Today, Pewter is still used in many decorative things, like collectible statues, replica coins, monuments, etc. Use of pewter was common from the Middle Ages up until the various developments in glass-making during the 18 and 19th centuries Pewter was the chief tableware until the making of china.
Mass production of glass products has seen glass universally replace pewter in day-to-day life. Pewter artifacts continue to be produced, mainly as decorative or specialty items. Pewter was also used around East Asia.
Roman pewter items are very rare, although some are still in existence. Pewter gradually stopped being used and by 1850, it was just about gone. By the 20th century, however, the craft was brought back into existence.
Physically, pewter is a bright, shiny metal that is very similar in appearance to silver. Like silver, pewter will also oxidice to a dull gray over time if left untreated.
Pewter is a very malleable alloy, being soft enough to carve with hand tools, and it also takes good impressions from punches or presses. Some types of pewter pieces, such as candlesticks, would be turned on a metal lathe. Pewter has a low melting point, and duplication by casting will give excellent results.
Unlidded mugs and lidded tankards may be the most familiar pewter artifacts from the late 17th and 18th centuries, although the metal is also used for many other items including plates, dishes, basins, spoons, measures, flagons, communion cups, teapots, sugar bowls, cream jugs and porringers.
A porringer is a small, usually pewter, dish that colonial Americans and Europeans ate their porridge or other hot or cold dishes from such as gruel. They were usually about 4" to 6" in diameter; 1½" to 3" deep; had a flat, decorated handle at one end, which usually had the owner's initials engraved on it; and occasionally came with a lid.
All authentic porringers today are considered to be rare - especially those made in America prior to the American revolution.

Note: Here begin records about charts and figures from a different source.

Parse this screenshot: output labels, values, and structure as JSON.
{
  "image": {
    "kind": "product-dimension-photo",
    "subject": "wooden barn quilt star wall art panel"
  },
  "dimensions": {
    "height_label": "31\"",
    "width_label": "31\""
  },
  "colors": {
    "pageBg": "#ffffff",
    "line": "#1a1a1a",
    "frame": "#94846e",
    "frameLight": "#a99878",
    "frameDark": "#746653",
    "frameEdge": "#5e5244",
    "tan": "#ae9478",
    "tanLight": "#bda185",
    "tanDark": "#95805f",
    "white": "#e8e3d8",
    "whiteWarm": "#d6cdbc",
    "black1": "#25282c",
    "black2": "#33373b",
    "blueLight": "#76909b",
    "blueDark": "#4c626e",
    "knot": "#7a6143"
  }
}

Since then there became a shortage of lead for making bullets, the Americans and the British are said to have raided the nearby kitchens of all their pewterware, which was thought to be soft enough to use for their purposes!
In the early 19th, changes of fashion witnessed a decline in the use of pewter flatware, but increased production of both cast and spun pewter tea sets, whale-oil lamps, candlesticks, etc. Later in the century, pewter alloys were often used as a base metal for silver-plated objects.
Now a days the manufacturing of pewter can be described like this:
It is first cast by hand in an ancient manner with plaster moulds often taken from antique originals but also modern design. Thereafter the casting is passed a number of skilled finishers who impart something to the final appearance of every individual piece. Using a variety of tools each piece is burnished and buffed with brick dust and fine steel wool until it has acquired a high polish. Originally pewter was kept polished so it looked like silver.
Some more facts about pewter:
Pewter is a metal alloy, traditionally between 85 and 99 % tin, with the remainder consisting of 1-4 % copper, acting as a hardener, with the addition of lead for the lower grades of pewter and a bluish tint. There were three grades: Fine, for eatingware, with 96-99 % tin, and 1-4 % copper; Trifle, also for eating and drinking utensils but duller in appearance, with 92 % tin, 1-4 % copper, and up to 4 % lead; and Lay or Ley metal, not for eating or drinking utensils, which could contain up to 15 % lead. Modern pewter mixes the tin with copper, antimony and/or bismuth as opposed to lead. Bismuth and zinc can also be added to pewter. Pewter cannot be used to make tools.